The process of erasing a figure is accomplished with repaint( ); which calls the paintComponent method. It tells the system that a component needs to be redrawn. Think of it as refreshing the viewing area.

Animations require the use of an ActionListener. Remember that an ActionListener is an "event handler" which requires the import statement import java.awt.event.*;
The event handler class specifies that the class will implement an ActionListener interface:
public class ClassName extends JPanel implements ActionListener {
The following method is needed to implement the action listener interface every 5 milliseconds (in this example):
public void actionPerformed(ActionEvent e) {

//Program to Move Rectangle Across the JPanel


reddot Animation Formulas are a bit harder for method-defined polygons:
Consider the arrow figure shown below. Yes, this can be a method-defined 7-sided polygon since all of its sides are line segments. The first box shows the coordinates of where we want the arrow to be located when it starts. We will animate the arrow moving horizontally to the right.

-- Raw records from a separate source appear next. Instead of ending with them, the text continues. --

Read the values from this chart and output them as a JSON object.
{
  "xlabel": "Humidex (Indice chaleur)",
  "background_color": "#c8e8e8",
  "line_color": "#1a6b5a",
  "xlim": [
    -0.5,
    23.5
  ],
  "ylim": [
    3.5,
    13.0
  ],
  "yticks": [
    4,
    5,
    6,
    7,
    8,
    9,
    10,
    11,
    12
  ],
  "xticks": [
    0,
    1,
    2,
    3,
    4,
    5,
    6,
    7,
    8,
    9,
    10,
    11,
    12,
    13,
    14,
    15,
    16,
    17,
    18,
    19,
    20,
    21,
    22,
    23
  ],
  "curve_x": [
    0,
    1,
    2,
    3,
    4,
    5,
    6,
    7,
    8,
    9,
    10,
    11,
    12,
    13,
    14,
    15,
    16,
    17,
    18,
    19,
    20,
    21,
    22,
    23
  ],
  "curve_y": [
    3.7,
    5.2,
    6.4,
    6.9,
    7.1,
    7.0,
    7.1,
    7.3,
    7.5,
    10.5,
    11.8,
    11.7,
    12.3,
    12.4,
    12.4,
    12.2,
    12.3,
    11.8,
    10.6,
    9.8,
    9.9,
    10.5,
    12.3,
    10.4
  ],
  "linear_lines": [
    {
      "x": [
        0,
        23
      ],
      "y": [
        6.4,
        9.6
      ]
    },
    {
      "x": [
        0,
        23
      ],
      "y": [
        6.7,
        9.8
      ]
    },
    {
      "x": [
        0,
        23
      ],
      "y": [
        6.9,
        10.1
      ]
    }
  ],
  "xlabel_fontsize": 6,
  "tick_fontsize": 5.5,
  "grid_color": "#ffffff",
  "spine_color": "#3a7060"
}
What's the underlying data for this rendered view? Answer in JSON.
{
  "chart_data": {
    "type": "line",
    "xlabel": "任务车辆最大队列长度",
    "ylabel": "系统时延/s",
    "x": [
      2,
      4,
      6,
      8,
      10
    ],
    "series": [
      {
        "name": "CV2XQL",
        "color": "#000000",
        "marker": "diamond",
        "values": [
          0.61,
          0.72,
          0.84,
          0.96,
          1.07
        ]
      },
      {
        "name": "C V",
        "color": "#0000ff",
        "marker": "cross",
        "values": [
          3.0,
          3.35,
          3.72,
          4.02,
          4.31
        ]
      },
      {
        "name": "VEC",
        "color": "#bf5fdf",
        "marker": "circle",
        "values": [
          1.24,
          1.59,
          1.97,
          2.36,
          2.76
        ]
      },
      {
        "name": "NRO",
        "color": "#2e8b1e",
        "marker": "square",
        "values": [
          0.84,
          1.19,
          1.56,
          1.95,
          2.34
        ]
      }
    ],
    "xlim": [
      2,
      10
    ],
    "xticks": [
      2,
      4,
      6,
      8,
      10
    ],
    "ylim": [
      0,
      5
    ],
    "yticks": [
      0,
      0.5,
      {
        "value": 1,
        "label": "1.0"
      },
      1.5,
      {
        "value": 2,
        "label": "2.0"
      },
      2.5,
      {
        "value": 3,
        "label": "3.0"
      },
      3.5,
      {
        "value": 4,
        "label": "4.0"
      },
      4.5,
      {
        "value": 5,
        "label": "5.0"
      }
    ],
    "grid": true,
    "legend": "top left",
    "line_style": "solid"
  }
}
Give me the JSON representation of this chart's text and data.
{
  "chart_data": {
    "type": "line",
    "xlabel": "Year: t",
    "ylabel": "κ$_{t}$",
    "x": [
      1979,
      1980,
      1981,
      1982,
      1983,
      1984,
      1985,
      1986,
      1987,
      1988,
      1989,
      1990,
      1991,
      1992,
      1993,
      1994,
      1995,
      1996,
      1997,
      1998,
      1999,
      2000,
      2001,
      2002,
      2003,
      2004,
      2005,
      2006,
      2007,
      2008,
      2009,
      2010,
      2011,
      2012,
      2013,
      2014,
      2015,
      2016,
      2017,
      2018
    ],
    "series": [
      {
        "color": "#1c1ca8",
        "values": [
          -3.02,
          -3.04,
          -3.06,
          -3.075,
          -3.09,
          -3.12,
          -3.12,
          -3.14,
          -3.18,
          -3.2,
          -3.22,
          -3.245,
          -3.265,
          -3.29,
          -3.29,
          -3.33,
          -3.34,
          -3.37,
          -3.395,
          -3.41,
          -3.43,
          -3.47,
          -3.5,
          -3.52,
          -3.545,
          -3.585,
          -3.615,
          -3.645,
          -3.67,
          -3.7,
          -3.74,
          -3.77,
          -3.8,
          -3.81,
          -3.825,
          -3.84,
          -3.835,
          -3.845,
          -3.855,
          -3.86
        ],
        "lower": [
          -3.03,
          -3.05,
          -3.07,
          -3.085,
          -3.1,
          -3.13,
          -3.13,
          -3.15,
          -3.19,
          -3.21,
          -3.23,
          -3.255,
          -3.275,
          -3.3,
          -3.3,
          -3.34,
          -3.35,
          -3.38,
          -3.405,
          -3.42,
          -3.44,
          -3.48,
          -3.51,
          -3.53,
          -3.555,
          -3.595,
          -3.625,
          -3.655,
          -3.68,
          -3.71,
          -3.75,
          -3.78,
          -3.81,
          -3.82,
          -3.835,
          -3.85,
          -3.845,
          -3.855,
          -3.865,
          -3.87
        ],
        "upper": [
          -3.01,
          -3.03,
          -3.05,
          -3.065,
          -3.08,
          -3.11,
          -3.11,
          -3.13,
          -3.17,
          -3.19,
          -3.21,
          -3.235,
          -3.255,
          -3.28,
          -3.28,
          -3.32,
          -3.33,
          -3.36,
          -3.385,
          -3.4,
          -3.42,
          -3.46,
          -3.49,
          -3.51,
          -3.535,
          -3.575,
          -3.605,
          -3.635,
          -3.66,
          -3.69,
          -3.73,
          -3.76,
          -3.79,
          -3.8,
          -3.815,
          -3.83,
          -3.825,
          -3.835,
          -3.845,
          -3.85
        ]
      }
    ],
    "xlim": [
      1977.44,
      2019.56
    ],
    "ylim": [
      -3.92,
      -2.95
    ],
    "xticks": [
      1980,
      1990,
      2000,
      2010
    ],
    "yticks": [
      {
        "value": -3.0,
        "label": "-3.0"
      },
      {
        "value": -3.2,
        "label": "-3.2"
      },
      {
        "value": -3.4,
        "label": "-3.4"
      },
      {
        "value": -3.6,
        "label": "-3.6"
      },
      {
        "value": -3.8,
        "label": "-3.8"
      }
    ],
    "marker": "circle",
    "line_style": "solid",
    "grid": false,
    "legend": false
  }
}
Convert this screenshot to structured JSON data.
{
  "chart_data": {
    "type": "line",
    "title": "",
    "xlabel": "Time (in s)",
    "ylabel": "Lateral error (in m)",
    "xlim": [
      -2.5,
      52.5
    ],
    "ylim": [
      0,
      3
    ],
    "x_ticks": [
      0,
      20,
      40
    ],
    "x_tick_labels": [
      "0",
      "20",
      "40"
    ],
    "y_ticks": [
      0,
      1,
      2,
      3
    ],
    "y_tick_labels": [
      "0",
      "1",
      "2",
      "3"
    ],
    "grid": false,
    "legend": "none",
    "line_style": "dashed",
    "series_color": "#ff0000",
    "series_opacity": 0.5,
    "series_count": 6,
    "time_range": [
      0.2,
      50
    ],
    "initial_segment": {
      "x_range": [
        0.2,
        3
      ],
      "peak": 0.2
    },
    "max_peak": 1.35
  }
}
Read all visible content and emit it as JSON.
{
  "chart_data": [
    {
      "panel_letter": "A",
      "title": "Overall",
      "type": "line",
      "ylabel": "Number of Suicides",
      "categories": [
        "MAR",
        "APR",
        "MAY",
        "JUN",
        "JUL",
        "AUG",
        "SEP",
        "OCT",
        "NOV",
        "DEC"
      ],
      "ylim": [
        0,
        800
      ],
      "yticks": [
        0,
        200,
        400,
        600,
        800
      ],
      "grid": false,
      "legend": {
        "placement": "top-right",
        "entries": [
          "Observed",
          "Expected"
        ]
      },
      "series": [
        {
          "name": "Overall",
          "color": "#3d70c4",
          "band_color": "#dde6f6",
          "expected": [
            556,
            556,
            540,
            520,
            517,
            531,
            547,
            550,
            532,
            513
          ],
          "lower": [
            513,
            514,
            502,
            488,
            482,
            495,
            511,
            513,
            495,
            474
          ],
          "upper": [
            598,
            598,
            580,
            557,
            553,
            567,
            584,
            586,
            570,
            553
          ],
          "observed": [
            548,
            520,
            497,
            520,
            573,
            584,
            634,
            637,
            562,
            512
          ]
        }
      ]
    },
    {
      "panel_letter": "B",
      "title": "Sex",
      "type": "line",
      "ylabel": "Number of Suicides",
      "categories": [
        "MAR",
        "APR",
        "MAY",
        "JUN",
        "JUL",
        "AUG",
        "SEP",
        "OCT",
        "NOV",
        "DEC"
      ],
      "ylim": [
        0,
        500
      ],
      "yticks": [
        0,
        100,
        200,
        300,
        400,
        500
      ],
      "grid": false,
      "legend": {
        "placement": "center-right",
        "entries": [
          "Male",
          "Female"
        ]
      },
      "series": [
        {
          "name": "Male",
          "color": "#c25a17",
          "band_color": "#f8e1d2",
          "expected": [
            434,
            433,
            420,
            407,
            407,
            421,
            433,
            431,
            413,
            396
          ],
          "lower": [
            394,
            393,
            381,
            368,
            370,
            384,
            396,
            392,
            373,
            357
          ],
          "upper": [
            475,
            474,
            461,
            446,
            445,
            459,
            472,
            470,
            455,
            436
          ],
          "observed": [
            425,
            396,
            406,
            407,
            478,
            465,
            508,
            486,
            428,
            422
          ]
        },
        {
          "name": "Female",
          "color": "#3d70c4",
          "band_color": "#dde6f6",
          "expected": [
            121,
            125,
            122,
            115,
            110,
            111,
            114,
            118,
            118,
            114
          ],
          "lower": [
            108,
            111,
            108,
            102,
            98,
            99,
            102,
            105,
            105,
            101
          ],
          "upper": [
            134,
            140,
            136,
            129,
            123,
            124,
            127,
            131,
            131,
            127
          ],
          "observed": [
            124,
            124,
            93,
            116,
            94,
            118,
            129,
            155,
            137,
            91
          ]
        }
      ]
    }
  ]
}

Figure in Starting Position:
Figure Written with Formula:



Record the coordinates of the figure in its starting position before the animation begins.
int [ ] a = {20, 80, 80, 100, 80, 80, 20};
int [ ] b = {40, 40, 20, 60, 100, 80, 80};
g.fillPolygon(a, b, 7);

This arrow is going to move horizontally to the right.  The smallest x-value is 20.  The number 20 is replaced with x, and all other x coordinates are written in terms of x = 20.
int [ ] a = {x, x+60, x+60, x+80, x+60, x+60, x};
int [ ] b = {40, 40, 20, 60, 100, 80, 80};
g.fillPolygon(a, b, 7);
It was decided for this arrow that the x-values would range from a starting value of 20 to an ending value of 310 with the figure being redrawn every 3 pixels.